Well, I am Ilan Laham, and first of all I would like to express my thanks for the invitation. We all have something that makes us different from everybody else. Each human being has their own tastes, their ways of behaving, their habits and other things that characterize them. As for me, those things are, for instance, that I like [Uruguayan band] Cuarteto de Nos, that I’m red-haired, that I study Medicine, that I do Drama, and that I have Asperger’s syndrome. I was invited to speak today about my experience growing up with this condition. To be honest, it was pretty hard for me to come up with something to say because many times I wouldn’t notice
(many times I don’t notice) certain things I have naturalized since I was born. However I can assure you that living like this means neither being a person with no visible feelings nor being a scientific genius with a supercomputer in his head. (Unfortunately) To live with Asperger’s means, in general,
to develop in an unusual way. To me, Asperger’s means thinking rigidly
about many topics, but it also means having great memory.

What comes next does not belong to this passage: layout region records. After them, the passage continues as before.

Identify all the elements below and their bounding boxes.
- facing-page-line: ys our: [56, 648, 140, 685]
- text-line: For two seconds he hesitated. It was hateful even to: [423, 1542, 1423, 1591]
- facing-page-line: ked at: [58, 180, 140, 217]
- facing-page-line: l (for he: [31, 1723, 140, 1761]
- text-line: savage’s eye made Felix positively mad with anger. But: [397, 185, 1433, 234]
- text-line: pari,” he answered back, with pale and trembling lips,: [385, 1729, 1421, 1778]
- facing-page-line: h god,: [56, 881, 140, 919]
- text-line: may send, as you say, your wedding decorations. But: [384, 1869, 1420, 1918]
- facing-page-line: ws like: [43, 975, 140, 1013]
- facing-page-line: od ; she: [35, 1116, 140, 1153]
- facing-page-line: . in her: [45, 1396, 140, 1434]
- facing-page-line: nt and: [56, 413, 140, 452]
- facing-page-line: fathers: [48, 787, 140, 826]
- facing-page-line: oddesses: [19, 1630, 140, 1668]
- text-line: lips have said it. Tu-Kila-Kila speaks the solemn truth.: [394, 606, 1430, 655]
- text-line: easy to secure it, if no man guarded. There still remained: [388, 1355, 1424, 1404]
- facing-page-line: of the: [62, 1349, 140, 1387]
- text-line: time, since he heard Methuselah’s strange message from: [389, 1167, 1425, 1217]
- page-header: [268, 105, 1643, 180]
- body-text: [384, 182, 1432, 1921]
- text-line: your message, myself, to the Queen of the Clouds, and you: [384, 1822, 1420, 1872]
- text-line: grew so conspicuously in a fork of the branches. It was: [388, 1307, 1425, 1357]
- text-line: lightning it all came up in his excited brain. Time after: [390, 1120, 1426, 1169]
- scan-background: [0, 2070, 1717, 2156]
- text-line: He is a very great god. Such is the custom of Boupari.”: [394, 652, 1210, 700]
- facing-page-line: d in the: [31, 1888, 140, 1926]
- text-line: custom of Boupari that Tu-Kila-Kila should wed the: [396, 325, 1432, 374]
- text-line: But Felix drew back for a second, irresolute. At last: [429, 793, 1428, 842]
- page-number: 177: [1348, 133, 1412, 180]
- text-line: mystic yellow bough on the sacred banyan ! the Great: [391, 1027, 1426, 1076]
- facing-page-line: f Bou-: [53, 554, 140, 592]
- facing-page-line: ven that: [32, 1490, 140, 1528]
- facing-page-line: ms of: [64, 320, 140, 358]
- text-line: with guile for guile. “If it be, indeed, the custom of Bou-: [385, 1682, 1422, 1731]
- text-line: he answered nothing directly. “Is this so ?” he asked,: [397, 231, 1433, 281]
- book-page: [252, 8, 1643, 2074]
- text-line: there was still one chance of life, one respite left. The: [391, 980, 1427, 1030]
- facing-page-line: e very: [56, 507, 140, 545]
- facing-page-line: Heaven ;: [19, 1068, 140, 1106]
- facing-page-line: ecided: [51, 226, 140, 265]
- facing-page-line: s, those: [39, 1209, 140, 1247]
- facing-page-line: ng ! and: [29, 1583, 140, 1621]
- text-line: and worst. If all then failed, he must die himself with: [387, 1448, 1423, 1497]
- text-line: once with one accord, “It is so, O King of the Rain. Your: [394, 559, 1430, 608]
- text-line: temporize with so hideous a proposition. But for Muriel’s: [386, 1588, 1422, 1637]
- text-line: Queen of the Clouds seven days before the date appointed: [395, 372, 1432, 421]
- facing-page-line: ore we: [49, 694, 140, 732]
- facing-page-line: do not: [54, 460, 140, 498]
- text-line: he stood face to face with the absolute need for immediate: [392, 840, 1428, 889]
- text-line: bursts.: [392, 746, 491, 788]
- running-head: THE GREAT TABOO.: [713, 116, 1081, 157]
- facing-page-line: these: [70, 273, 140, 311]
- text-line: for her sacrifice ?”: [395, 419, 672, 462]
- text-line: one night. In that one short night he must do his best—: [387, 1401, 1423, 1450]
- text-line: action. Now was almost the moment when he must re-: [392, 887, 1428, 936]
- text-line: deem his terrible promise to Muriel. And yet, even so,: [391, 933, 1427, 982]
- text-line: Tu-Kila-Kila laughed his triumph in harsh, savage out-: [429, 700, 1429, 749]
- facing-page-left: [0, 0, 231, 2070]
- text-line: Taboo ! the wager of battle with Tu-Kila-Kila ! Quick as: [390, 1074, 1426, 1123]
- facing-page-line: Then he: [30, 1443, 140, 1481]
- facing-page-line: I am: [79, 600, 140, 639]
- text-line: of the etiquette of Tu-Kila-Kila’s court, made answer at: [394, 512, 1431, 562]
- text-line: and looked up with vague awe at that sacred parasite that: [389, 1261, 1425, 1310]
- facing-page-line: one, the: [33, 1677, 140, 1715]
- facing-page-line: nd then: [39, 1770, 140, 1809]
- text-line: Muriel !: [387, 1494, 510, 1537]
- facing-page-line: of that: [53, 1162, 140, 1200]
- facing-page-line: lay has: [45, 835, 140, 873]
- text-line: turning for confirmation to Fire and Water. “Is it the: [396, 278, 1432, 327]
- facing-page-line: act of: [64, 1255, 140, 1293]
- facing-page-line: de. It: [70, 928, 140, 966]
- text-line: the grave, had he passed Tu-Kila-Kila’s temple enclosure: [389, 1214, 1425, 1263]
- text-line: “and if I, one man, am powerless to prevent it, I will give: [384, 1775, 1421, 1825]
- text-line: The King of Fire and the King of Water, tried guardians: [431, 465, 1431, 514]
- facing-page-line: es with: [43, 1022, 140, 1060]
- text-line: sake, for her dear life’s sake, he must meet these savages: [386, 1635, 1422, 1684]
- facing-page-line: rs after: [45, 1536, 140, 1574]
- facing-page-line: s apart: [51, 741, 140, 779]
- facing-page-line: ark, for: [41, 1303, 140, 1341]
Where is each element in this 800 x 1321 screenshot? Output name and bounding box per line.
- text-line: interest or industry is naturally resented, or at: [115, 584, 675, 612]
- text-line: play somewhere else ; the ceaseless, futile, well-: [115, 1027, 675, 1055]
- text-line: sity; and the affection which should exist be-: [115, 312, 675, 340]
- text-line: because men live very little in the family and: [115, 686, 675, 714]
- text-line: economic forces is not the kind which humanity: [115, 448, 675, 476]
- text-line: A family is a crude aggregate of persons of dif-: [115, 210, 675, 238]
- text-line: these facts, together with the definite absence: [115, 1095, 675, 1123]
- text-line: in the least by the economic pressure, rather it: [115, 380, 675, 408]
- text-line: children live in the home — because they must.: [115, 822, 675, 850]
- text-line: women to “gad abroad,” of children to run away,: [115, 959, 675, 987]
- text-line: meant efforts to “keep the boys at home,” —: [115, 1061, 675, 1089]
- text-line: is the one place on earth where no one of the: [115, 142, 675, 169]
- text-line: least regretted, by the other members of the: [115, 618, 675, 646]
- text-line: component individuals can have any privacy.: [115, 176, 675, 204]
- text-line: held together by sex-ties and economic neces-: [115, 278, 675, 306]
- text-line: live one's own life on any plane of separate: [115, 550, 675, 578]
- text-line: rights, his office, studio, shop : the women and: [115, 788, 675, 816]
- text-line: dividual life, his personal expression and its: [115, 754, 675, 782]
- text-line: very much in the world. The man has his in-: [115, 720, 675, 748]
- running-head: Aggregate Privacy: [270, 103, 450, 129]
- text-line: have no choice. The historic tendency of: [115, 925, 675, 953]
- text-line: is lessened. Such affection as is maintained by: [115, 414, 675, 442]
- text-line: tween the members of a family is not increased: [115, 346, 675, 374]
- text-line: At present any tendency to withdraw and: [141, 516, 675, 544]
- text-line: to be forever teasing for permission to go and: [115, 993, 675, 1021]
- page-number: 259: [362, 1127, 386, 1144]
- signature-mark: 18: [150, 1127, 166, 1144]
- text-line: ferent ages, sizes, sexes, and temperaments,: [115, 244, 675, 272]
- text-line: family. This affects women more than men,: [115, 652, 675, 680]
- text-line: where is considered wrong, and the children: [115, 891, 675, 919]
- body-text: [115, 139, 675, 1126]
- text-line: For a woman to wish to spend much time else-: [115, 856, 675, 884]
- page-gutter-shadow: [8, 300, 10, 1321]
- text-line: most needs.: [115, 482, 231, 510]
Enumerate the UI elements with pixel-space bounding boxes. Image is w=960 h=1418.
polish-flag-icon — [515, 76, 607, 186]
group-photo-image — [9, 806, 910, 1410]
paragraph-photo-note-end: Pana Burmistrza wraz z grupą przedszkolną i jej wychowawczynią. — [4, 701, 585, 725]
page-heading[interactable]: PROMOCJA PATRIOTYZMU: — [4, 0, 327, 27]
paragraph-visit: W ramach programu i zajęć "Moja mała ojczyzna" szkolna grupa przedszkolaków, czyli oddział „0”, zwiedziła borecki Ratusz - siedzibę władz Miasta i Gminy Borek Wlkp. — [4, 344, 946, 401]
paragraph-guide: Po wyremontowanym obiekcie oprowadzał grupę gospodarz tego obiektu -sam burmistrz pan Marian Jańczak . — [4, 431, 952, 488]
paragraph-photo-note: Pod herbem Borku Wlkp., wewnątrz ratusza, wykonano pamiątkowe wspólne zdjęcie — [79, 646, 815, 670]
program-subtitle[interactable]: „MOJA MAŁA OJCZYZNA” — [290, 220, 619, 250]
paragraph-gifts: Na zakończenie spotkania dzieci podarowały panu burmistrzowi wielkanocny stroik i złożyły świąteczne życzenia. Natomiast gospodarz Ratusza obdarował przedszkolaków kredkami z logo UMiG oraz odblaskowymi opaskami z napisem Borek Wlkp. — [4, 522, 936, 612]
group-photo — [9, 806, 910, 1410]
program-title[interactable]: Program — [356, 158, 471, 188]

Asperger’s is not having an innate ability to understand my peers or to show empathy, but it’s also the possibility of acquiring that ability, something I fulfilled. It means every now and then I will become single-minded about whatever comes into my brain, and it also means having perfect pitch, and being able to completely detach myself when listening to music, and everyone telling me I’m really intelligent.
(You guys can be honest with me) Asperger’s means having strong fears and insecurities, and it means getting wonderful results when I overcome them. But growing up being like this wasn’t easy. Quite the contrary. It was when I was a kid that the first signs appeared of me having something different to other children. I wouldn’t play too much with them or react to certain situations in the same way as them, I used to talk to myself a lot, found loud noises hard to bear, and at the same time my memory was impressive and I had learned to read and write very quickly. It was in that period that the first concerns and the first searches began. My parents did not stop consulting several professionals, until they met dr. Waisburg.
(Héctor Waisburg, the father [of Claudio Waisburg]) He told them about a diagnosis that matched the aspects they noticed about me: the diagnosis of Asperger’s syndrome. Back then, in Argentina, information about the topic was scarce and not well spread. Nevertheless, at four years old I could start a process of several treatments to develop my social and communicative skills, amongst other things. For the next years I worked with several professionals who accompanied me in facing different challenges. With them I learnt to adapt to social norms I didn’t fit in, they taught me skills I hadn’t obtained naturally, and most importantly, they gave me support I truly needed. Among these professionals is Matías [Cadaveira], who has been my psychologist for five years now. I am extremely grateful to all these people, because without them I don’t think I could have the life I have today. And currently, at the age of nineteen, having finished secondary school, after completing the Basic Common Cycle [a series of subjects that must be taken before entering a career], I’m in my first year of the Medicine career, I’m acting in a play and collaborating in a local community center. And I continue to face challenges and live with a few oddities, but those are the things that make me unique and are also what makes each person unique. Finally, if you were to ask me, I can tell you: that Asperger, as well as any other form of autism, can be treated. I can tell you that the earlier someone is diagnosed, the better. That for people wih ASD [Autism Spectrum Disorder], support from their family is fundamental, that unlike fifteen years ago, nowadays there are lots of available information about ASD, and that it’s fundamental to break down all prejudice about autism and make it clear that it is a life condition and not a disease. People with autism are not disabled people, and they should not stop to be recognized as autistic people after they become eighteen. So I simply want to tell you… Do consult, do inform yourselves, do accompany, and do not stop talking about autism.